Le sujet n’a pas changé de place à Washington. Les stablecoins ont pris la lumière dès les premières auditions dédiées aux actifs numériques, et ils continuent d’aimanter la réglementation américaine. Le Bitcoin, lui, n’a pas disparu. Il a juste été rangé dans une autre case, moins “gérable” politiquement.
Pourquoi les stablecoins passent toujours avant le Bitcoin
Lors de l’audience du 26 février 2025 du sous-comité du Sénat sur les actifs numériques, présidé par Cynthia Lummis, le centre de gravité était clair : définir un cadre pour les stablecoins avant de trancher le reste. Les témoins et les débats ont surtout tourné autour de l’usage “paiement”, de l’émission, et des zones grises autour des réserves. Tim Massad et Jonathan Jachym (Kraken) figuraient parmi les voix entendues, avec un accent marqué sur l’architecture légale plutôt que sur le récit “or numérique” du Bitcoin.
Les stablecoins ressemblent à ce que les régulateurs connaissent déjà. Ils imitent la monnaie. Ils touchent aux paiements. Donc ils touchent au pouvoir. Un stablecoin, ce n’est pas une idée abstraite. C’est une promesse de conversion, une réserve à prouver, un émetteur à encadrer. Sur le papier, c’est presque confortable pour un législateur.
Le Bitcoin, lui, ne propose pas de “réserve” à auditer ni de dirigeant à convoquer. Sa décentralisation n’aide pas à écrire un paragraphe de loi simple. Elle oblige à parler de marchés, de garde, de fiscalité, de surveillance. C’est plus lent. Et ça crée plus de conflits de compétences.
Le Bitcoin n’est pas évincé, il est traité comme un cas spécial
Quand le débat devient institutionnel, le Bitcoin sert souvent de repère silencieux. On le compare. On le cite en arrière-plan. Mais on ne le “régule” pas comme un produit émis. C’est pour ça que, dans beaucoup d’auditions, il apparaît surtout via des sujets indirects. La conservation, les ETF, les règles pour les plateformes, ou la frontière SEC/CFTC. On parle du marché autour du Bitcoin plus que du protocole lui-même.
Cette logique explique aussi pourquoi la discussion “réserve stratégique en Bitcoin” reste marginale dans les échanges officiels. Elle est explosive politiquement. Et elle force à assumer une thèse macro.

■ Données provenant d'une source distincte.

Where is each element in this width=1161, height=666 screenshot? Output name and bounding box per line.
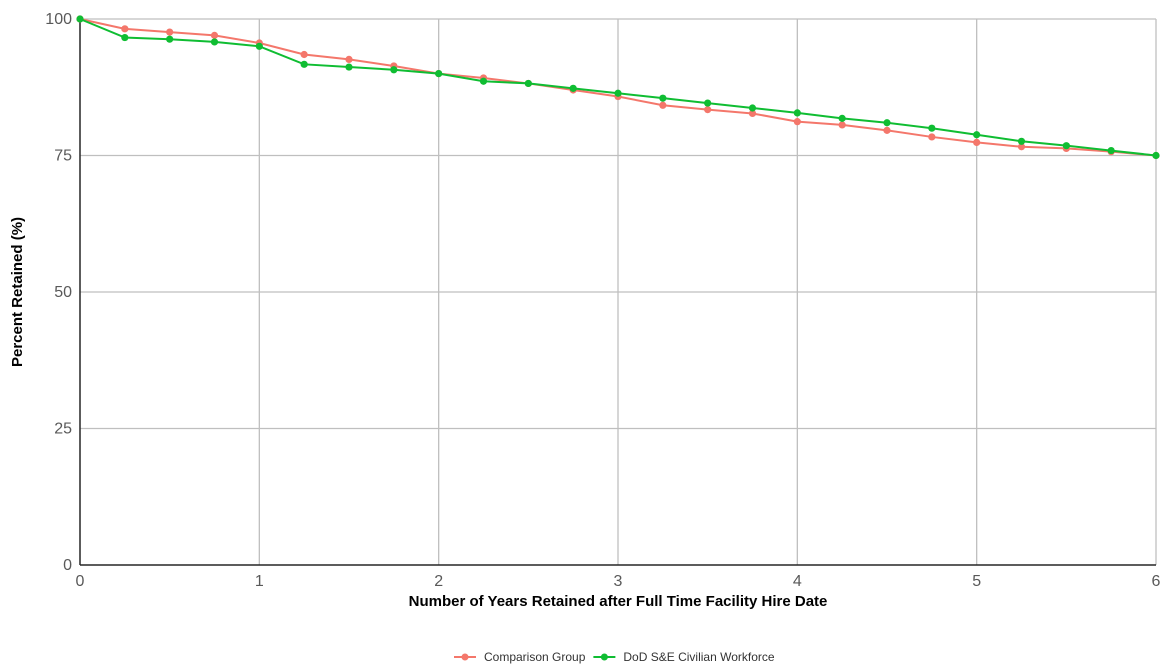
data-point (883, 119, 891, 127)
y-tick-label: 75 (54, 148, 72, 165)
x-tick-label: 1 (255, 573, 264, 590)
axes (79, 19, 1156, 566)
y-tick-label: 0 (63, 557, 72, 574)
data-point (435, 70, 443, 78)
data-point (524, 79, 532, 88)
data-point (1152, 151, 1160, 160)
data-point (1017, 143, 1026, 151)
data-point (166, 35, 174, 43)
legend-dot-marker (600, 653, 608, 661)
data-point (569, 84, 577, 92)
data-point (1062, 142, 1070, 150)
y-tick-label: 100 (45, 11, 72, 28)
data-point (659, 101, 667, 109)
series-dod-se-civilian-workforce (76, 15, 1160, 160)
data-point (973, 138, 981, 146)
y-tick-label: 50 (54, 284, 72, 301)
data-point (210, 38, 219, 46)
data-point (345, 63, 353, 71)
legend-dot-marker (461, 653, 469, 661)
data-point (614, 89, 622, 97)
data-point (166, 28, 174, 36)
data-point (838, 114, 846, 122)
legend: Comparison Group DoD S&E Civilian Workfor… (454, 650, 775, 664)
data-point (973, 131, 981, 139)
tick-labels: 0 25 50 75 100 0 1 2 3 4 5 6 (45, 11, 1160, 590)
data-point (76, 15, 84, 23)
x-tick-label: 4 (793, 573, 802, 590)
data-point (390, 66, 398, 74)
x-tick-label: 2 (434, 573, 443, 590)
data-point (255, 42, 263, 50)
gridlines (80, 18, 1157, 565)
data-point (300, 50, 308, 59)
data-point (659, 94, 667, 102)
data-point (838, 121, 846, 129)
data-point (793, 109, 801, 117)
x-tick-label: 3 (614, 573, 623, 590)
x-tick-label: 5 (972, 573, 981, 590)
data-point (300, 60, 308, 68)
legend-label: Comparison Group (484, 650, 586, 664)
legend-item: Comparison Group (454, 650, 586, 664)
data-point (704, 106, 712, 114)
data-point (748, 104, 757, 112)
data-point (479, 77, 488, 85)
data-point (793, 118, 801, 126)
x-tick-label: 0 (76, 573, 85, 590)
data-point (704, 99, 712, 107)
x-axis-title: Number of Years Retained after Full Time… (409, 593, 828, 610)
legend-item: DoD S&E Civilian Workforce (593, 650, 775, 664)
data-point (883, 126, 891, 134)
y-axis-title: Percent Retained (%) (9, 217, 26, 367)
y-tick-label: 25 (54, 421, 72, 438)
data-point (345, 55, 353, 64)
data-point (121, 33, 129, 42)
data-point (748, 109, 757, 118)
data-point (121, 25, 129, 33)
legend-label: DoD S&E Civilian Workforce (623, 650, 774, 664)
data-point (1017, 137, 1026, 145)
series-layer (76, 15, 1160, 160)
x-tick-label: 6 (1152, 573, 1161, 590)
data-point (928, 133, 936, 141)
data-point (210, 31, 219, 39)
data-point (928, 124, 936, 132)
data-point (1107, 146, 1115, 155)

Pour l’instant, Washington préfère bétonner les tuyaux plutôt que d’acheter de l’or numérique.
Le vrai champ de bataille du moment : le rendement sur stablecoins
Début 2026, la pression est remontée d’un cran sur un point précis : le rendement. Pas le rendement DeFi exotique. Le rendement “grand public”, offert via des plateformes, des programmes de récompenses ou des mécanismes assimilables à des intérêts.

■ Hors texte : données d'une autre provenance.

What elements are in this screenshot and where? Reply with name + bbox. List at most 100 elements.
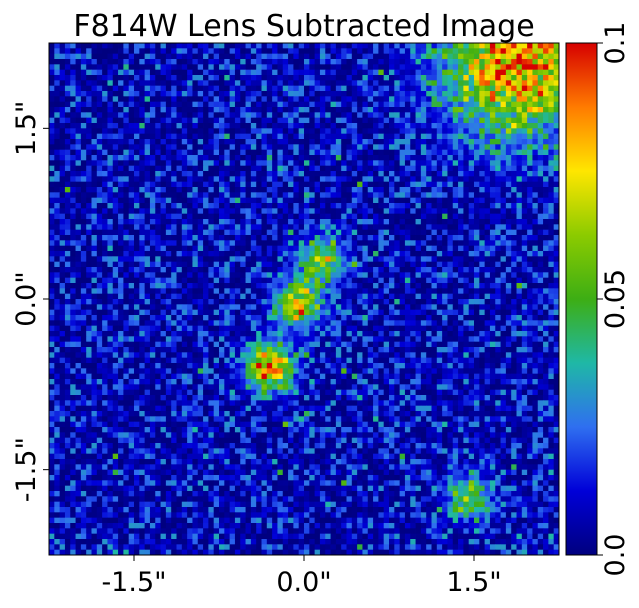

L’American Bankers Association pousse explicitement le Sénat à “fermer la faille” et à étendre l’interdiction de l’intérêt sur les stablecoins de paiement, au-delà des seuls émetteurs. Leur argument est frontal : si des stablecoins rémunérés deviennent des substituts de dépôts, les banques locales perdent des ressources et le crédit se contracte.
Dans ce décor, le Bitcoin redevient presque secondaire, parce qu’il ne concurrence pas directement le livret bancaire. Il concurrence plutôt la confiance long terme. Les stablecoins, eux, concurrencent le compte courant. Et ça, c’est une ligne rouge beaucoup plus sensible.
Harmonisation SEC–CFTC : le retour du cadre, pas la fin du Bitcoin
La scène se déplace aussi vers la coordination entre régulateurs. Le 22 janvier 2026, la SEC et la CFTC ont annoncé un événement commun le 27 janvier sur l’harmonisation, avec un objectif affiché de clarifier des frontières jugées “mal alignées”.
Ce détail compte. Quand deux agences se mettent à parler d’une même voix, c’est rarement pour philosopher sur le Bitcoin. C’est pour réduire l’ambiguïté qui bloque les marchés, les produits, et la conformité. Dans cette mécanique, le Bitcoin n’est pas oublié. Il sert même d’aimant à décisions, parce qu’il force à trancher la question centrale : qui supervise quoi, et pourquoi. Les stablecoins ouvrent la porte. Le Bitcoin oblige à choisir la pièce suivante.